The latest science endorsed by the  Centers for Disease Control indicates that wearing face mask helps prevent the spread of COVID-19.

Meehan hosted a press conference in which a group of business owners announced a lawsuit against Tulsa Mayor G.T. Bynum, the Tulsa Department of Health, Tulsa Health Department Executive Director Bruce Dart and the entire Tulsa City Council over a mask mandate that was enacted this summer. 

The lawsuit asked the court to vacate the city’s mask mandate, claiming that “face coverings cause an oxygen deficient atmosphere.” 

“Forcing people to work, live, shop, eat and visit in an environment where the oxygen level falls below 19.5% has been proven to cause irreparable physiological damage to the body of humans,” the plaintiffs wrote in the lawsuit.

Health experts say that fears of oxygen deprivation or increased risk of hypoxia due carbon dioxide is a myth.

Meehan is a licensed medical doctor who operates in Tulsa. His Oklahoma Medical Board profile lists his specialties as general preventive medicine, nutrition and addiction medicine. He  often preaches against vaccines on and wearing face masks on Twitter.

In his Twitter bio, Meehan lists hashtags for “Medical Freedom,” a popular tag for the anti-vaccine movement, and for QAnon, a far-right fringe conspiracy that believes a group of Satan-worshipping pedophiles runs a child sex-trafficking ring across the world that also schemes against President Donald Trump. Some members of QAnon believe Trump is secretly sending them coded messages on various websites to update them. 

In 2019, the FBI described QAnon as a domestic terror threat.

At one point in the hearing, Meehan said that an overabundance of skin pigment prevents the sun from killing the coronavirus inside the bodies of people of color and they should take more  vitamins to keep from getting sick. There is no scientific evidence for that claim.

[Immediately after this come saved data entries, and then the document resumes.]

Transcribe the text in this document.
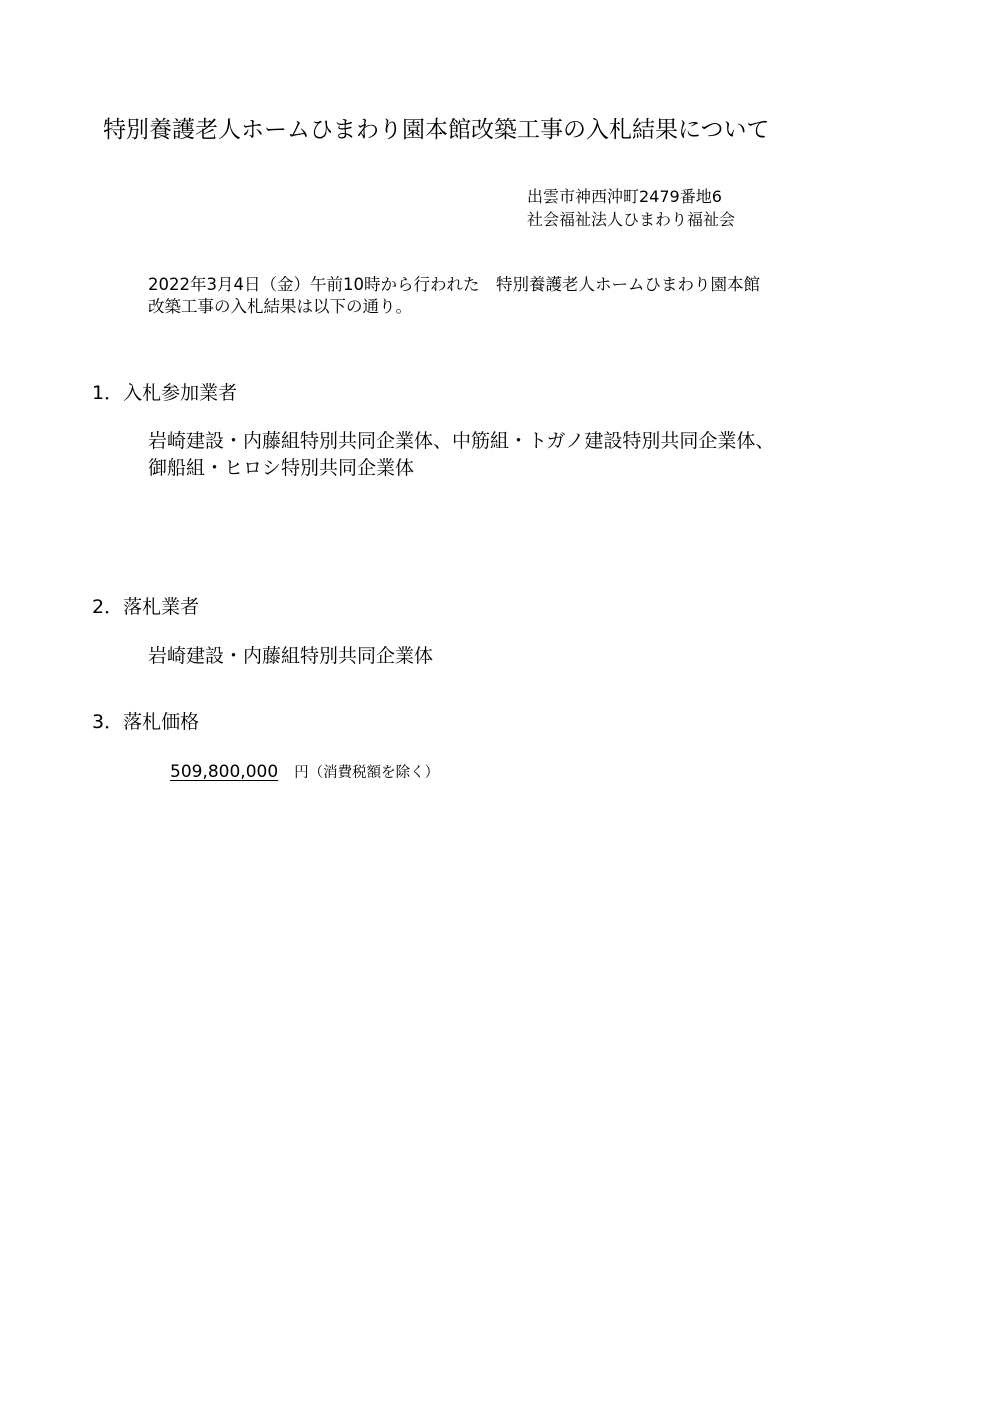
特別養護老人ホームひまわり園本館改築工事の入札結果について
出雲市神西沖町2479番地6
社会福祉法人ひまわり福祉会
2022年3月4日（金）午前10時から行われた　特別養護老人ホームひまわり園本館
改築工事の入札結果は以下の通り。
1．入札参加業者
岩崎建設・内藤組特別共同企業体、中筋組・トガノ建設特別共同企業体、
御船組・ヒロシ特別共同企業体
2．落札業者
岩崎建設・内藤組特別共同企業体
3．落札価格
509,800,000 円（消費税額を除く）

Another opthamologist, Dr. Chad Chamberlain, who is an outspoken supporter of the anti-vaccine group Oklahomans for Health and Parental Rights, was more measured in his remarks to the committee, but still downplayed the public health threat of the virus.

Chamberlain told state lawmakers that the flu was a bigger health risk for young people than COVID-19. Oklahoma had  85 deaths attributed to the flu during the 2019-2020 season. As of Thursday, 930 Oklahomans have died of COVID-19 this year.

Chamberlain also spoke against closing schools to slow the spread of the virus, claiming that deaths stemming from the long-term effects of social isolation, child abuse and neglect for children kept out of school were bigger public health threats.

“We have to recognize we are killing the children by keeping them out,” he said. 

Chamberlain told state lawmakers he supports a COVID-19 vaccine for older people with a higher risk of of dying of COVID-19, but at another public health committee at the state capitol  last year, Chamberlain spoke out against mandatory vaccinations.

Oklahoma has the fifth highest rate of COVID-19 transmission in the nation, according to the most recent report from the White House Coronavirus Task Force. The report listed Oklahoma red zone for new cases of COVID-19,  indicating more than 100 new cases per 100,000 population last week. The report also recommended Oklahoma institute a statewide mandate on wearing masks in public and review school learning options in areas with ongoing high levels of virus transmission.

On Thursday, Gov. Kevin Stitt criticized the use by reporters of the White House Coronavirus Task Force report hosted on the state’s COVID-19 website, instead urging the public to rely on the John’s Hopkins report. That report lists the state’s positivity rate as being 8.58 percent while the White House report lists Oklahoma’s positivity rate at a flat 10 percent.